The National Theatre production has transferred to Broadway – here’s what critics have had to say about it…
Deadline: “The cast is assisted – though assisted is too weak a word, so better to say equaled – by a team of master stage workers at the tops of their games, from Mendes, for whom Lehman marks an artistic peak, to sound designer and composer Nick Powell, who has written the gorgeous piano score (played, expertly, by pianist Candida Caldicot seated silent film-style between the audience and the stage). Jon Clark’s lighting design, Katrina Lindsay’s costumes (keep an eye on those long black coats as they prove wittily versatile over decades and genders) and Es Devlin’s instantly iconic spinning cube set.”
Vulture.com: “Director Sam Mendes builds a gleaming production around them, as though he’s setting jewels. The rare chance to see just one of these men perform is worth the price of admission. All three together — heartbreaking Beale and wall-shaking Lester and the living lightning bolt Godley — is a chance that will not come again.”
Broadway News.com: “But for all its surface stylishness, “The Lehman Trilogy” is a stolid and rather monolithic slab of a show: a three hour and twenty minute talking Wikipedia page, so dense with description and narration, and devoid of drama — or even dialogue — that watching it is like watching very expensive paint dry, or maybe, to use a more apt metaphor, listening to cotton growing.”
New York Stage Review: ***** “The imaginative, fast-paced staging by Sam Mendes, demonstrating the art of story theater at its finest, is equally stunning. The actors perform in a large transparent cube, featuring stacks of cartons and modern office furniture, which frequently revolves to showcase different perspectives.”

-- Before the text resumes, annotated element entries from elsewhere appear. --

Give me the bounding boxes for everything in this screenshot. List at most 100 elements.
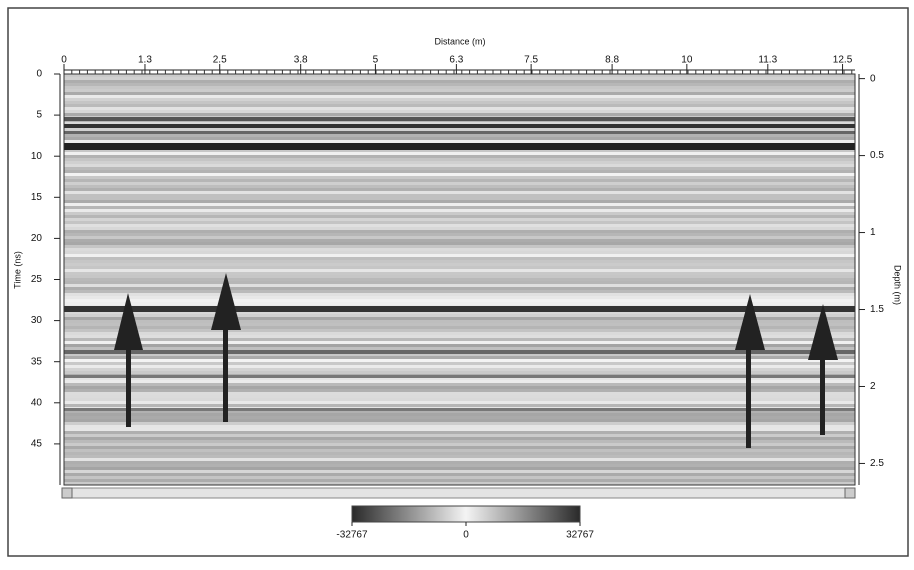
radargram-row [64,95,855,98]
radargram-row [64,200,855,203]
radargram-row [64,371,855,374]
radargram-row [64,440,855,443]
y-tick-label: 20 [31,233,43,244]
radargram-row [64,458,855,461]
radargram-row [64,182,855,185]
radargram-row [64,413,855,416]
radargram-row [64,317,855,320]
scrollbar[interactable] [62,488,855,498]
radargram-row [64,173,855,176]
radargram-row [64,455,855,458]
y-tick-label: 35 [31,356,43,367]
radargram-row [64,392,855,395]
radargram-row [64,320,855,323]
x-tick-label: 2.5 [213,55,227,66]
radargram-row [64,221,855,224]
radargram-row [64,452,855,455]
radargram-row [64,212,855,215]
x-tick-label: 12.5 [833,55,853,66]
radargram-row [64,224,855,227]
radargram-row [64,443,855,446]
radargram-row [64,341,855,344]
radargram-row [64,167,855,170]
radargram-row [64,134,855,137]
radargram-row [64,269,855,272]
colorbar-tick-label: 32767 [566,530,594,541]
radargram-row [64,80,855,83]
arrow-shaft [746,345,751,448]
x-tick-label: 0 [61,55,67,66]
radargram-row [64,380,855,383]
radargram-band [64,350,855,354]
y-axis-title: Time (ns) [12,251,22,289]
radargram-row [64,77,855,80]
radargram-row [64,287,855,290]
radargram [64,74,855,485]
y2-tick-label: 2 [870,381,876,392]
radargram-row [64,245,855,248]
radargram-row [64,473,855,476]
radargram-row [64,161,855,164]
radargram-row [64,140,855,143]
radargram-row [64,179,855,182]
radargram-row [64,314,855,317]
radargram-row [64,434,855,437]
radargram-row [64,359,855,362]
page: Distance (m) Time (ns) Depth (m) 0 1.3 2.5… [0,0,914,570]
radargram-row [64,155,855,158]
y-tick-label: 45 [31,439,43,450]
x-tick-label: 5 [373,55,379,66]
radargram-row [64,233,855,236]
scroll-right[interactable] [845,488,855,498]
radargram-row [64,470,855,473]
radargram-row [64,92,855,95]
radargram-row [64,113,855,116]
y2-tick-label: 1 [870,227,876,238]
radargram-row [64,209,855,212]
radargram-row [64,170,855,173]
radargram-row [64,266,855,269]
radargram-row [64,401,855,404]
radargram-band [64,131,855,134]
radargram-row [64,248,855,251]
x-tick-label: 10 [681,55,693,66]
y-tick-label: 5 [36,110,42,121]
radargram-row [64,110,855,113]
radargram-row [64,419,855,422]
x-tick-label: 1.3 [138,55,152,66]
radargram-row [64,86,855,89]
radargram-row [64,257,855,260]
radargram-band [64,117,855,121]
radargram-row [64,362,855,365]
radargram-row [64,446,855,449]
y-tick-label: 10 [31,151,43,162]
radargram-row [64,203,855,206]
radargram-row [64,299,855,302]
radargram-row [64,284,855,287]
scroll-left[interactable] [62,488,72,498]
radargram-row [64,137,855,140]
x-axis-title: Distance (m) [434,36,485,46]
radargram-row [64,158,855,161]
radargram-row [64,395,855,398]
radargram-row [64,416,855,419]
radargram-band [64,306,855,312]
radargram-row [64,296,855,299]
radargram-row [64,152,855,155]
radargram-row [64,467,855,470]
radargram-row [64,356,855,359]
radargram-row [64,335,855,338]
radargram-row [64,302,855,305]
radargram-row [64,398,855,401]
x-tick-label: 8.8 [605,55,619,66]
y2-axis-title: Depth (m) [893,265,903,305]
radargram-row [64,464,855,467]
radargram-row [64,191,855,194]
radargram-row [64,227,855,230]
radargram-row [64,404,855,407]
radargram-row [64,194,855,197]
radargram-row [64,188,855,191]
radargram-row [64,449,855,452]
radargram-row [64,479,855,482]
radargram-row [64,428,855,431]
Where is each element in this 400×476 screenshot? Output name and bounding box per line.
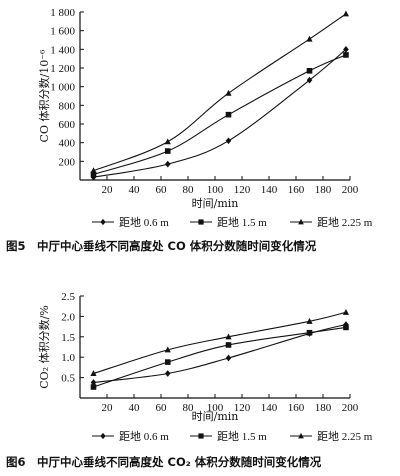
data-point <box>342 10 350 17</box>
x-tick-label: 40 <box>129 402 141 414</box>
legend-label: 距地 2.25 m <box>317 430 373 443</box>
y-tick-label: 1.0 <box>61 352 75 364</box>
x-tick-label: 60 <box>156 402 168 414</box>
data-point <box>164 346 171 353</box>
x-tick-label: 120 <box>234 184 251 196</box>
y-tick-label: 1 800 <box>50 7 75 19</box>
data-point <box>343 321 349 328</box>
co-chart: 20 40 60 80 100 120 140 160 180 200 200 400 600 800 1 … <box>6 7 373 253</box>
legend-label: 距地 1.5 m <box>217 216 267 229</box>
y-tick-label: 2.5 <box>61 291 75 303</box>
data-point <box>90 171 97 178</box>
figure-caption: 图5 中厅中心垂线不同高度处 CO 体积分数随时间变化情况 <box>6 239 317 253</box>
data-point <box>306 68 313 74</box>
data-point <box>90 379 97 386</box>
data-point <box>342 308 350 315</box>
y-tick-label: 1 600 <box>50 26 75 38</box>
y-tick-label: 600 <box>59 119 76 131</box>
data-point <box>164 160 171 168</box>
data-point <box>343 324 349 331</box>
data-point <box>90 370 97 377</box>
x-tick-label: 20 <box>102 184 114 196</box>
x-tick-label: 200 <box>342 402 359 414</box>
data-point <box>225 342 232 348</box>
y-axis-title: CO 体积分数/10⁻⁶ <box>37 49 51 142</box>
data-point <box>306 35 313 42</box>
x-tick-label: 80 <box>183 184 195 196</box>
legend-swatch-marker <box>298 432 304 439</box>
x-tick-label: 100 <box>207 402 224 414</box>
legend-label: 距地 0.6 m <box>119 430 169 443</box>
data-point <box>306 317 313 324</box>
x-tick-label: 180 <box>315 402 332 414</box>
series-line <box>93 13 347 172</box>
legend-swatch-marker <box>198 219 204 225</box>
x-tick-label: 40 <box>129 184 141 196</box>
y-axis-title: CO₂ 体积分数/% <box>37 305 51 389</box>
x-tick-label: 60 <box>156 184 168 196</box>
x-tick-label: 100 <box>207 184 224 196</box>
y-tick-label: 1 000 <box>50 82 75 94</box>
data-point <box>225 137 232 145</box>
y-tick-label: 200 <box>59 156 76 168</box>
y-tick-label: 800 <box>59 100 76 112</box>
legend-swatch-marker <box>298 218 304 225</box>
x-tick-label: 200 <box>342 184 359 196</box>
y-tick-label: 1.5 <box>61 332 75 344</box>
y-tick-label: 400 <box>59 138 76 150</box>
data-point <box>225 354 232 362</box>
x-tick-label: 80 <box>183 402 195 414</box>
legend-label: 距地 1.5 m <box>217 430 267 443</box>
data-point <box>164 138 171 145</box>
data-point <box>306 329 313 336</box>
co2-chart: 20 40 60 80 100 120 140 160 180 200 0.5 1.0 1.5 2.0 2.… <box>6 291 373 469</box>
x-tick-label: 160 <box>288 184 305 196</box>
legend-label: 距地 2.25 m <box>317 216 373 229</box>
x-tick-label: 160 <box>288 402 305 414</box>
x-tick-label: 140 <box>261 402 278 414</box>
data-point <box>225 111 232 118</box>
x-tick-label: 20 <box>102 402 114 414</box>
x-tick-label: 180 <box>315 184 332 196</box>
data-point <box>306 76 313 84</box>
data-point <box>164 359 171 365</box>
x-tick-label: 120 <box>234 402 251 414</box>
legend-label: 距地 0.6 m <box>119 216 169 229</box>
data-point <box>164 370 171 377</box>
data-point <box>225 333 232 340</box>
x-tick-label: 140 <box>261 184 278 196</box>
data-point <box>90 167 97 174</box>
data-point <box>225 89 232 96</box>
data-point <box>343 52 349 58</box>
legend-swatch-marker <box>198 433 204 439</box>
legend-swatch-marker <box>100 218 106 226</box>
x-axis-title: 时间/min <box>192 197 239 210</box>
data-point <box>90 384 97 390</box>
y-tick-label: 0.5 <box>61 373 75 385</box>
data-point <box>343 45 349 53</box>
y-tick-label: 1 200 <box>50 63 75 75</box>
y-tick-label: 2.0 <box>61 311 75 323</box>
data-point <box>164 148 171 154</box>
x-axis-title: 时间/min <box>192 410 239 423</box>
legend-swatch-marker <box>100 432 106 440</box>
figure-caption: 图6 中厅中心垂线不同高度处 CO₂ 体积分数随时间变化情况 <box>6 455 322 469</box>
y-tick-label: 1 400 <box>50 44 75 56</box>
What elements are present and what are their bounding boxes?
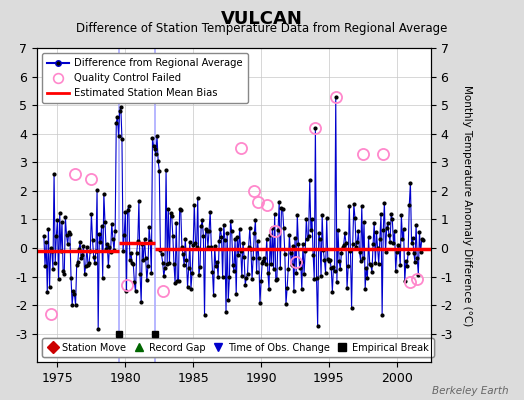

Time Out.com: **** “one of the most compelling stage actors in the world, Beale also transforms himself effortlessly into (among others) Henry’s nephew, the precocious and calculator-brained Philip Lehman, and Philip’s daughter-in-law, a demanding divorcée. Godley charms sweetly as the youngest Lehman, Mayer, and shines as the Yale-educated, white-suited Bobbie Lehman and as a coy New York debutante. Lester, in the least showy track, brings authority to his roles as the practical Emanuel Lehman and, later, the progressive New York governor Herbert Lehman.”
The Stage: **** “Adrian Lester makes his Broadway debut in Sam Mendes’ sleek production of Stefano Massini’s play about Lehman Brothers’ legacy in America.”
Variety.com: “Visually, the show is a knockout. In Es Devlin’s futuristic scenic design, the revolving stage presents itself as a boxed frame without walls, the better to reveal the family’s dirty secrets without compromising the stark beauty of their world. All it takes is a bit of chalk to advance the date and transform the contours of history. The lighting by Jon Clark is a study in shades of black and grey, with flashes of red whenever the world goes up in flames, as it does so violently when the family’s banking empire collapses, bringing down the world’s financial markets with it.”